Transparency in communication is imperative so that all parties involved in an MSA submission understand the process for CMS review. There are times when an attorney for an injured worker will not be knowledgeable about MSAs and MSP requirements, and, as such, the claims professional may need to articulate and educate the attorney. Providing clear, accurate, and consumable information facilitates understanding and alleviates fear of the unknown for the injured worker.
If the decision is made to not submit an MSA to CMS, the key is accurately calculating future medication and medical costs. Having strong partnerships to complete accurate assessments of future medical needs includes having complete documentation as if the MSA was going to be submitted. This documentation and history allows for full use of evidence-based medical guidelines. Depending on the logistics of the settlement, it is usually a good idea to consult with your legal team to properly assess non-submission. Legal partners can also provide proper support to communicate with an injured worker.

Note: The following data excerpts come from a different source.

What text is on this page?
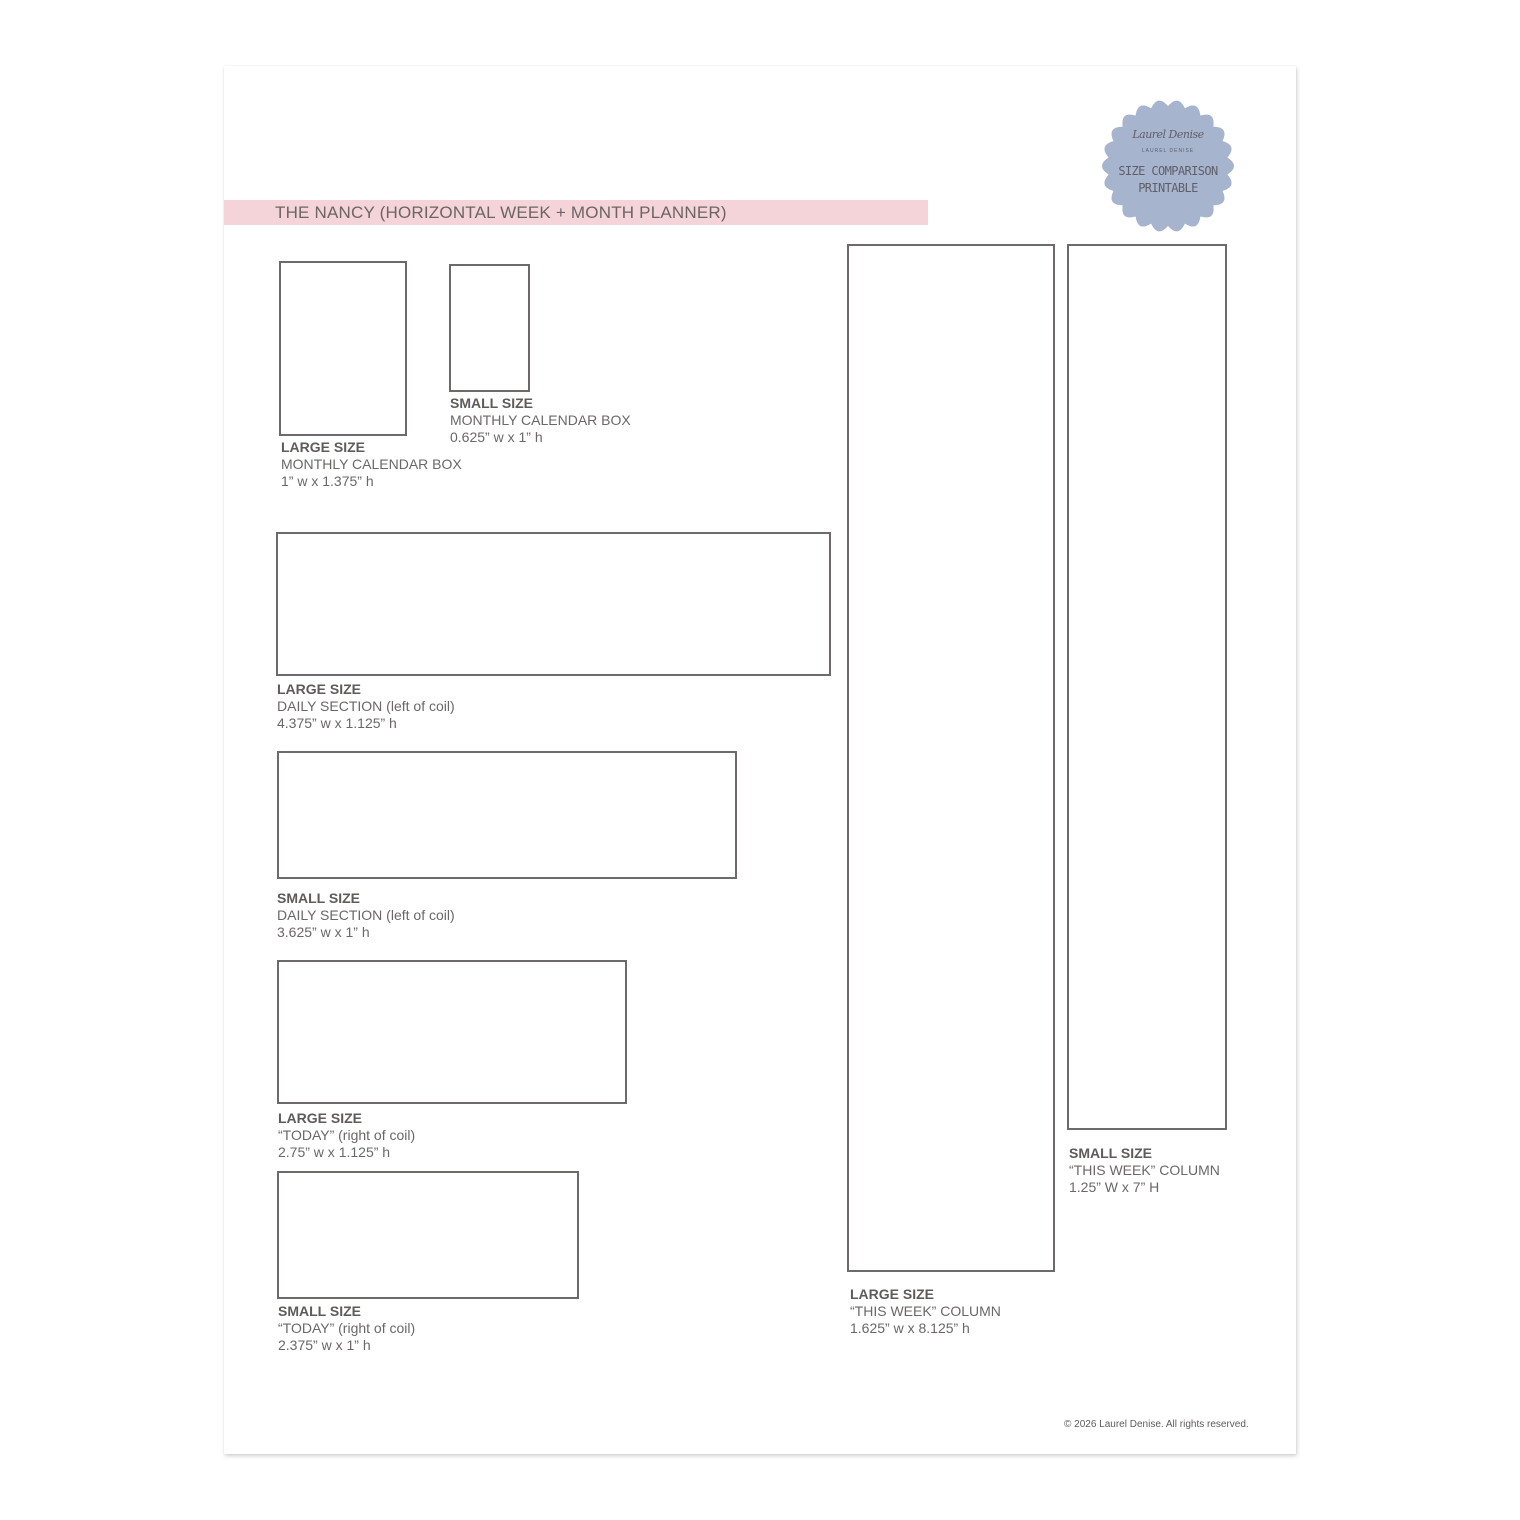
THE NANCY (HORIZONTAL WEEK + MONTH PLANNER)
Laurel Denise
LAUREL DENISE
SIZE COMPARISON
PRINTABLE
LARGE SIZE
MONTHLY CALENDAR BOX
1” w x 1.375” h
SMALL SIZE
MONTHLY CALENDAR BOX
0.625” w x 1” h
LARGE SIZE
DAILY SECTION (left of coil)
4.375” w x 1.125” h
SMALL SIZE
DAILY SECTION (left of coil)
3.625” w x 1” h
LARGE SIZE
“TODAY” (right of coil)
2.75” w x 1.125” h
SMALL SIZE
“TODAY” (right of coil)
2.375” w x 1” h
LARGE SIZE
“THIS WEEK” COLUMN
1.625” w x 8.125” h
SMALL SIZE
“THIS WEEK” COLUMN
1.25” W x 7” H
© 2026 Laurel Denise. All rights reserved.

Regardless of whether an MSA is completed with the intent of submission or non-submission, funding with a structured settlement is a great cost-savings option to reduce the overall expense of the MSA as well as settlement. Further, for the injured worker, there is a consistent disbursement of funds. Professional administration of the MSA should also be considered, as it ensures the MSA funds are appropriately spent and can reduce the risk of an injured worker losing their benefits from inappropriate use. By having the funds professionally administered, the injured worker can have greater buying power for future medical treatment. This assists the injured worker in having the funds last if possible, without potential repercussions of misuse.
There are numerous factors to weigh when determining whether to submit an MSA to CMS. Settling parties should weigh several factors when making this decision, which include but are not limited to risk tolerance on the claim, current medical treatment/usage of off-label medications, availability of medical records, and the desire to maintain the availability for an appeals process beyond administrative review. Further, keep an eye out for the upcoming notice of proposed rulemaking as mentioned previously, which is scheduled for release later this year and may impact processes and procedures for MSAs in workers’ compensation, liability, and no-fault claims alike.